Droga do Jasnej Góry: list i postulaty

Spotkanie na Jasnej Górze było wynikiem trwającego przez wiele miesięcy dialogu pomiędzy przedstawicielami osób pokrzywdzonych a Kościołem. W maju tego roku grupa 47 sygnatariuszy, w tym Robert Fidura, Tośka Szewczyk i Jakub Pankowiak, wystosowała list otwarty do polskiego Episkopatu. W dokumencie tym znalazło się dziewięć postulatów, które miały na celu poprawę sytuacji osób pokrzywdzonych i reformę działań Kościoła. Sygnatariusze listu domagali się m.in.:

  • Proaktywnego poszukiwania osób pokrzywdzonych, zamiast czekania na ich zgłoszenia.
  • Zawieszenia funkcji przez arcybiskupa Tadeusza Wojdę, wobec którego kierowano zarzuty związane z niewłaściwym traktowaniem ofiar.
  • Natychmiastowego powołania niezależnej komisji ds. zbadania przypadków przestępstw seksualnych.
  • Reformy prawa kanonicznego, aby osoby pokrzywdzone mogły uzyskać status strony w postępowaniach kościelnych.
  • Obecności kobiet w strukturach diecezjalnych zajmujących się pomocą ofiarom.
  • Ustanowienia rzecznika praw osób pokrzywdzonych w każdej diecezji.
  • Szczególnej ochrony bezbronnych dorosłych, w tym osób z niepełnosprawnościami.
  • Przyjęcia kodeksu dobrych praktyk, obejmującego jednolite standardy działania w sprawach nadużyć.
  • Honorowych rezygnacji biskupów odpowiedzialnych za zaniedbania.
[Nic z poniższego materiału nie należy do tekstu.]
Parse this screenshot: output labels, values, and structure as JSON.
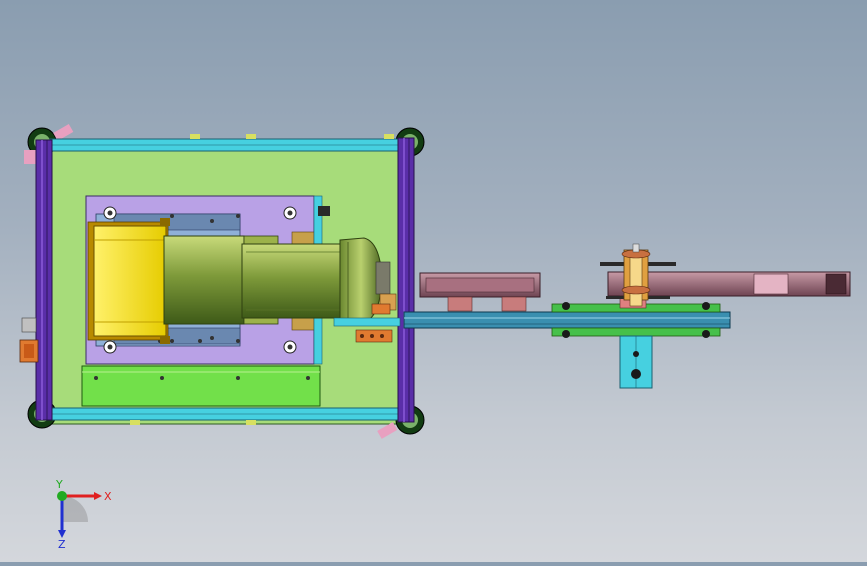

List ten początkowo spotkał się z chłodnym odbiorem. Wielu biskupów nie odpowiedziało na postulaty, a rozmowy toczyły się w atmosferze wzajemnej nieufności.

Symbolika spotkania: krąg dialogu

Spotkanie na Jasnej Górze odbyło się w formacie, który miał podkreślać równorzędność uczestników. Osoby pokrzywdzone oraz biskupi zasiedli w kręgu, co miało symbolizować wspólnotę i otwartość na dialog. Gest ten był znaczący, szczególnie w kontekście wcześniejszego dystansu między obiema stronami.

Jak zauważył Robert Fidura, samo zaaranżowanie przestrzeni i sposób prowadzenia rozmów były dużym krokiem naprzód. Fidura podkreślił: „To, że w ogóle nas zaprosili i usiedli z nami twarzą w twarz, było wyrazem pewnej przemiany. Nie patrzyli na nas jak na wrogów, ale jak na ludzi, którzy cierpią i mają prawo być wysłuchani”. Spotkanie z nami naprawdę coś w nich poruszyło. Zobaczyli w nas prawdziwego człowieka, nasz ból, cierpienie, ale też to, że nie jesteśmy ich wrogami, tylko braćmi. Zobaczyli nasz ból i cierpienie”.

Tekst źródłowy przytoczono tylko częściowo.